From Silvina Grad-Freilich,
manager of parallel computing
and application deployment
marketing and Loren Dean, senior
engineering manager in MATLAB
We see the lack of tools and languages that allow users to easily leverage multicore environments as the biggest challenge facing the adoption of multicore processors. Because these tools are still in their infancy, engineers must learn the skills traditionally associated with the HPC community. This brings significant challenges to the engineering community in terms of resources, skill sets and time that cannot be easily overcome.
Language and tool providers need to develop parallel interfaces that let users have a range of options available to them to leverage concurrent environments. These options should vary to meet user preference; in one option, for example, users choose to make no code changes and just implicitly leverage multicore systems. Another option would allow users to work at a very low level, dealing with data and algorithms for concurrent environments. Ideally, these interfaces should also let users operate not only on a single machine but across distributed environments.

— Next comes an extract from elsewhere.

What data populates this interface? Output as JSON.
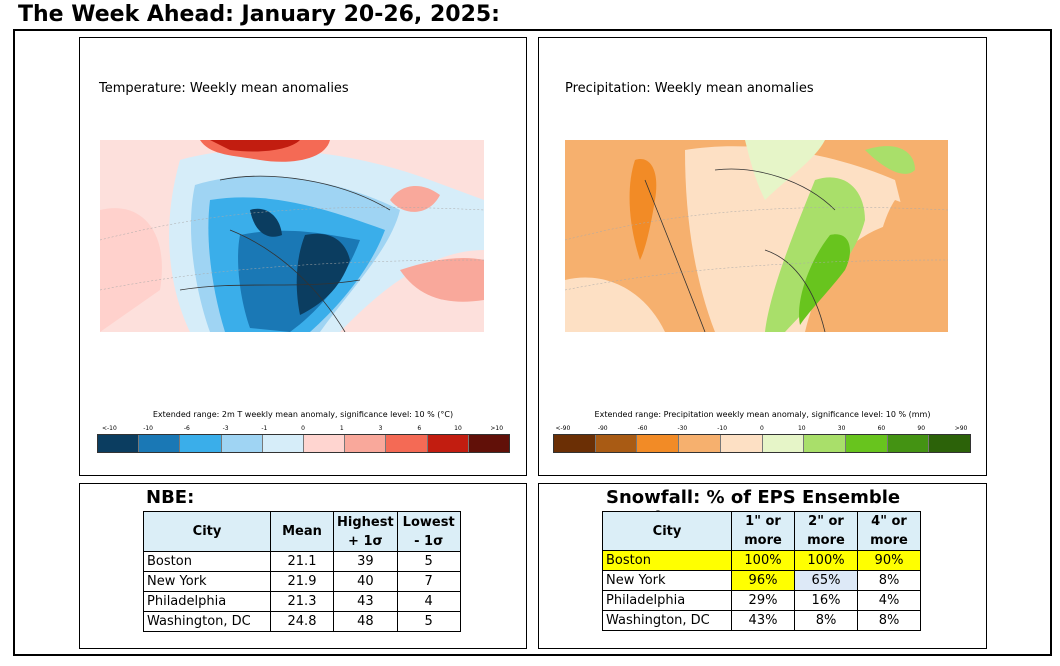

MathWorks, as both a language and tool provider, is an example of one company that has been working hard to provide engineers these needed capabilities across its product line and the flexibility to choose the option that best suits their needs.

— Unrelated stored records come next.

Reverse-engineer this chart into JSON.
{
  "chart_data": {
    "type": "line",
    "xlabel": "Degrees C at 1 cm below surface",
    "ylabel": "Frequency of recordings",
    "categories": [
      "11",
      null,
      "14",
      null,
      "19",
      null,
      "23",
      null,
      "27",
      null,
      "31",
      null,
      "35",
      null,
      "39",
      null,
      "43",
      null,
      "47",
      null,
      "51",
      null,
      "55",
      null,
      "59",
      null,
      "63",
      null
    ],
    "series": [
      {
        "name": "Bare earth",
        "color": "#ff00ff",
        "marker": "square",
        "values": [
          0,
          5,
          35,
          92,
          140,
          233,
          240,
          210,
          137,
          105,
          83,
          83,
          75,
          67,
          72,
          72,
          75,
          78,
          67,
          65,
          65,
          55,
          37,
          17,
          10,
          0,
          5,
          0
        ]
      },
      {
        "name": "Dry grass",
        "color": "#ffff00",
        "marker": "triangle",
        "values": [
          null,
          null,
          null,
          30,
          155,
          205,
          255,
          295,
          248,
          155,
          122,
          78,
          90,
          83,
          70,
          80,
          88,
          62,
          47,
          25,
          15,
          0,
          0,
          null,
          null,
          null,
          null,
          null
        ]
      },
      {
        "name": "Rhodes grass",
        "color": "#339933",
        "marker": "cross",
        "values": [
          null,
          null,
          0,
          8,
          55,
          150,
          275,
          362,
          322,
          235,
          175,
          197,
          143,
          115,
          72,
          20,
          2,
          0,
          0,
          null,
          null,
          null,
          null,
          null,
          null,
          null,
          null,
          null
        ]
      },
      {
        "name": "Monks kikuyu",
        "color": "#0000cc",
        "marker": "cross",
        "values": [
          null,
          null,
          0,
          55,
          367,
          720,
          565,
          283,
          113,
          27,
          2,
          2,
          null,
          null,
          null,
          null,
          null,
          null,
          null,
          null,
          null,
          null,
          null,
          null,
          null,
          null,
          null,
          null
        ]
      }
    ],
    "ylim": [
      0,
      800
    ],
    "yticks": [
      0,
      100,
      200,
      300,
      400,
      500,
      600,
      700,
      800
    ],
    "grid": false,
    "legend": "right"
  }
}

From Brian Glinsman, General Manager, Texas Instruments’ Communications Infrastructure business
Until recently, one of the biggest challenges to multicore programming was the overall SoC design and ensuring that multicore cores had non-blocking access to all resources. The goal was not to have to wait for access to memory or peripherals; in other words, no unnecessary delays.
Since many vendors have designed architectures to address this challenge, the next big hurdle to overcome is being able to effectively use a multicore design in a real-time and processing efficient system. The extra cores in a multicore design boost performance and accelerate the resolution of high computational problems (and low computational problems aren’t ones designers particularly concern themselves with). In a PC environment, for example, with 90 percent of what you do, you don’t really have to wait for anything. In rare cases where heavy computation is required, the extra cores kick in and result in better performance. Still though, at the end of the day, a quad core chip design doesn’t really give you 4x the performance of a single core chip.

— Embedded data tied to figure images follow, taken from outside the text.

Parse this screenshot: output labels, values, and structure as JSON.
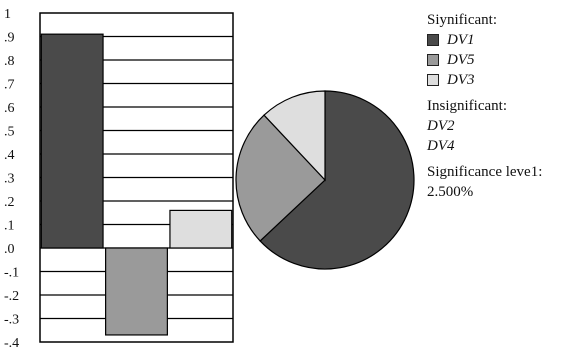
{
  "chart_data": [
    {
      "type": "bar",
      "categories": [
        "DV1",
        "DV5",
        "DV3"
      ],
      "values": [
        0.91,
        -0.37,
        0.16
      ],
      "colors": [
        "#4a4a4a",
        "#9a9a9a",
        "#dedede"
      ],
      "ylim": [
        -0.4,
        1.0
      ],
      "yticks": [
        "1",
        ".9",
        ".8",
        ".7",
        ".6",
        ".5",
        ".4",
        ".3",
        ".2",
        ".1",
        ".0",
        "-.1",
        "-.2",
        "-.3",
        "-.4"
      ],
      "grid": true
    },
    {
      "type": "pie",
      "labels": [
        "DV1",
        "DV5",
        "DV3"
      ],
      "values": [
        63,
        25,
        12
      ],
      "colors": [
        "#4a4a4a",
        "#9a9a9a",
        "#dedede"
      ]
    }
  ],
  "legend": {
    "significant_title": "Siynificant:",
    "significant_items": [
      "DV1",
      "DV5",
      "DV3"
    ],
    "insignificant_title": "Insignificant:",
    "insignificant_items": [
      "DV2",
      "DV4"
    ],
    "level_title": "Significance leve1:",
    "level_value": "2.500%"
  }
}
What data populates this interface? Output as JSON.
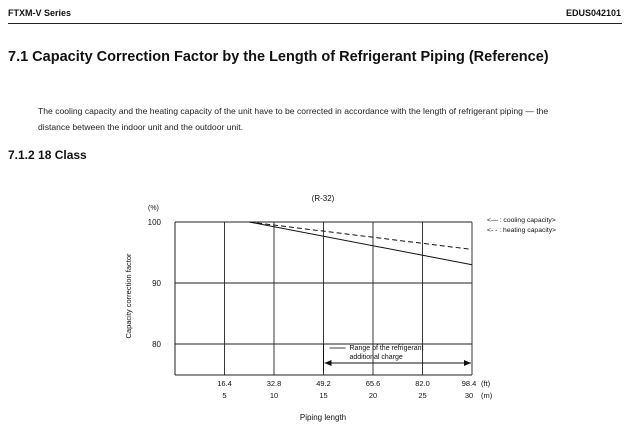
{
  "header": {
    "series": "FTXM-V Series",
    "doc_id": "EDUS042101"
  },
  "section": {
    "title": "7.1  Capacity Correction Factor by the Length of Refrigerant Piping (Reference)",
    "paragraph_line1": "The cooling capacity and the heating capacity of the unit have to be corrected in accordance with the length of refrigerant piping — the",
    "paragraph_line2": "distance between the indoor unit and the outdoor unit."
  },
  "subsection": {
    "title": "7.1.2 18 Class"
  },
  "chart_data": {
    "type": "line",
    "title": "(R-32)",
    "ylabel": "Capacity correction factor",
    "y_unit": "(%)",
    "xlabel": "Piping length",
    "x_unit_ft": "(ft)",
    "x_unit_m": "(m)",
    "xlim": [
      0,
      30
    ],
    "ylim": [
      75,
      100
    ],
    "y_ticks": [
      {
        "v": 100,
        "t": "100"
      },
      {
        "v": 90,
        "t": "90"
      },
      {
        "v": 80,
        "t": "80"
      }
    ],
    "x_ticks": [
      {
        "m": 5,
        "ft": "16.4",
        "mt": "5"
      },
      {
        "m": 10,
        "ft": "32.8",
        "mt": "10"
      },
      {
        "m": 15,
        "ft": "49.2",
        "mt": "15"
      },
      {
        "m": 20,
        "ft": "65.6",
        "mt": "20"
      },
      {
        "m": 25,
        "ft": "82.0",
        "mt": "25"
      },
      {
        "m": 30,
        "ft": "98.4",
        "mt": "30"
      }
    ],
    "series": [
      {
        "name": "cooling capacity",
        "style": "solid",
        "points": [
          [
            7.5,
            100
          ],
          [
            30,
            93
          ]
        ]
      },
      {
        "name": "heating capacity",
        "style": "dashed",
        "points": [
          [
            7.5,
            100
          ],
          [
            30,
            95.5
          ]
        ]
      }
    ],
    "legend": {
      "placement": "top-right",
      "cooling": "<— : cooling capacity>",
      "heating": "<- - : heating capacity>"
    },
    "annotation": {
      "line1": "Range of the refrigerant",
      "line2": "additional charge",
      "x_range": [
        15,
        30
      ]
    }
  }
}
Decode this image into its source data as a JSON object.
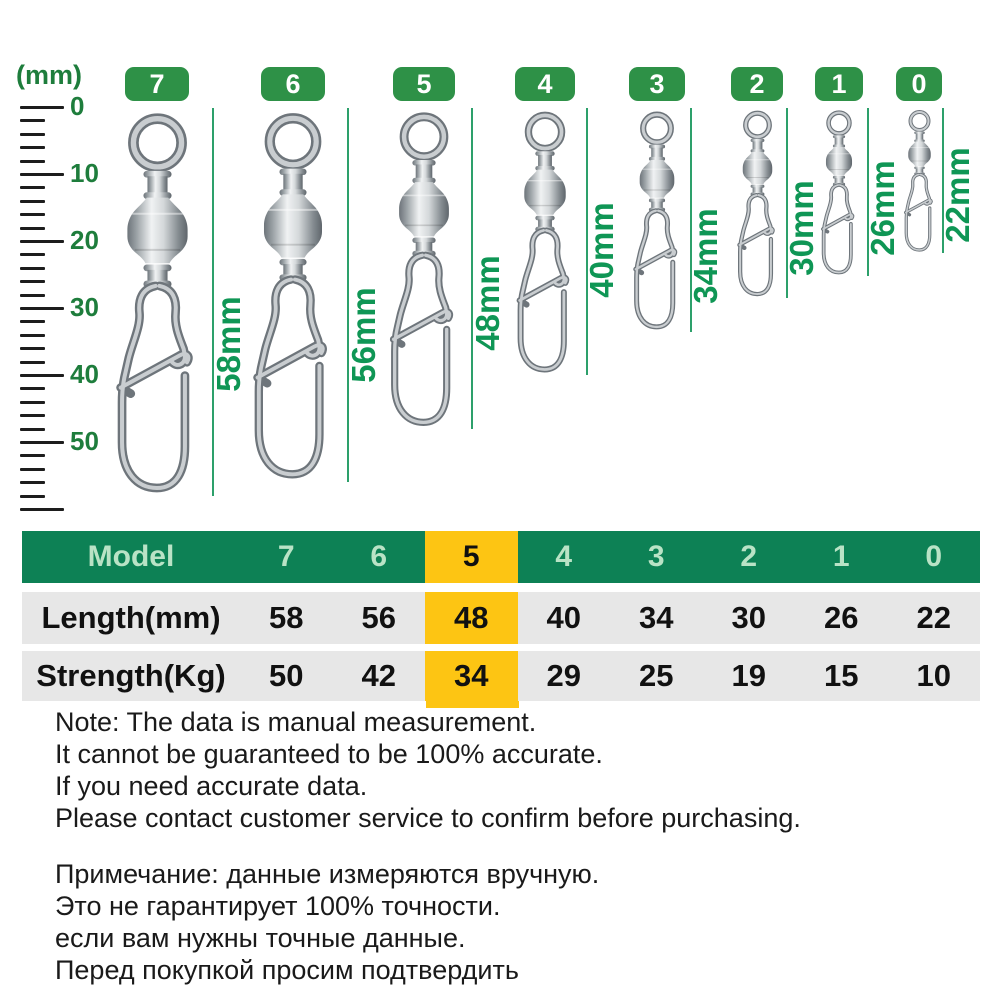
{
  "ruler": {
    "unit_label": "(mm)",
    "tick_labels": [
      "0",
      "10",
      "20",
      "30",
      "40",
      "50"
    ]
  },
  "models": [
    {
      "model": "7",
      "length_label": "58mm",
      "length_mm": 58,
      "strength_kg": 50
    },
    {
      "model": "6",
      "length_label": "56mm",
      "length_mm": 56,
      "strength_kg": 42
    },
    {
      "model": "5",
      "length_label": "48mm",
      "length_mm": 48,
      "strength_kg": 34
    },
    {
      "model": "4",
      "length_label": "40mm",
      "length_mm": 40,
      "strength_kg": 29
    },
    {
      "model": "3",
      "length_label": "34mm",
      "length_mm": 34,
      "strength_kg": 25
    },
    {
      "model": "2",
      "length_label": "30mm",
      "length_mm": 30,
      "strength_kg": 19
    },
    {
      "model": "1",
      "length_label": "26mm",
      "length_mm": 26,
      "strength_kg": 15
    },
    {
      "model": "0",
      "length_label": "22mm",
      "length_mm": 22,
      "strength_kg": 10
    }
  ],
  "table": {
    "header_label": "Model",
    "highlighted_model": "5",
    "rows": [
      {
        "label": "Length(mm)",
        "values": [
          "58",
          "56",
          "48",
          "40",
          "34",
          "30",
          "26",
          "22"
        ]
      },
      {
        "label": "Strength(Kg)",
        "values": [
          "50",
          "42",
          "34",
          "29",
          "25",
          "19",
          "15",
          "10"
        ]
      }
    ]
  },
  "notes_en": [
    "Note: The data is manual measurement.",
    "It cannot be guaranteed to be 100% accurate.",
    "If you need accurate data.",
    "Please contact customer service to confirm before purchasing."
  ],
  "notes_ru": [
    "Примечание: данные измеряются вручную.",
    "Это не гарантирует 100% точности.",
    "если вам нужны точные данные.",
    "Перед покупкой просим подтвердить"
  ],
  "colors": {
    "badge_green": "#2e9147",
    "header_green": "#0d8155",
    "highlight_yellow": "#fdc513",
    "measure_green": "#0f9655",
    "ruler_green": "#1e7d3c",
    "row_gray": "#e7e7e7"
  }
}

As you move into real-time systems, if you have eight cores running at 1GHz, ultimately, the designer wants to view it as a single core running at 8GHz. This is extremely difficult to achieve today. The only time we have come close to it is when you have similar tasks that only use a fraction of a core and you want to run hundreds of them simultaneously. In that instance, you can utilize each core optimally. In the case when tasks are larger and not uniform, it becomes a load management problem. If you look at a load management gant chart for scheduling critical paths, if a task is completed in core 1 and core 2 is busy, you wait. If core 2 finishes its tasks but can’t start something else before another processor is done with its task, you stall. The real challenge is partitioning tasks across all cores so that they’re utilized to their maximum capacity.
I’ve outlined several of the challenges that the multicore community is facing, but what are the solutions? Ultimately, this problem needs to be solved both in hardware and software: smarter hardware enabling the dynamic partitioning of tasks, and a much more advanced software development environment that can simulate measure and reallocate tasks based on actual usage statistics. While some of these tools do exist, today it really comes down to human beings effectively partitioning tasks. Ultimately, this will transition to symmetric multiprocessing utilizing cache and memory coherency, including efficient share memory architecture.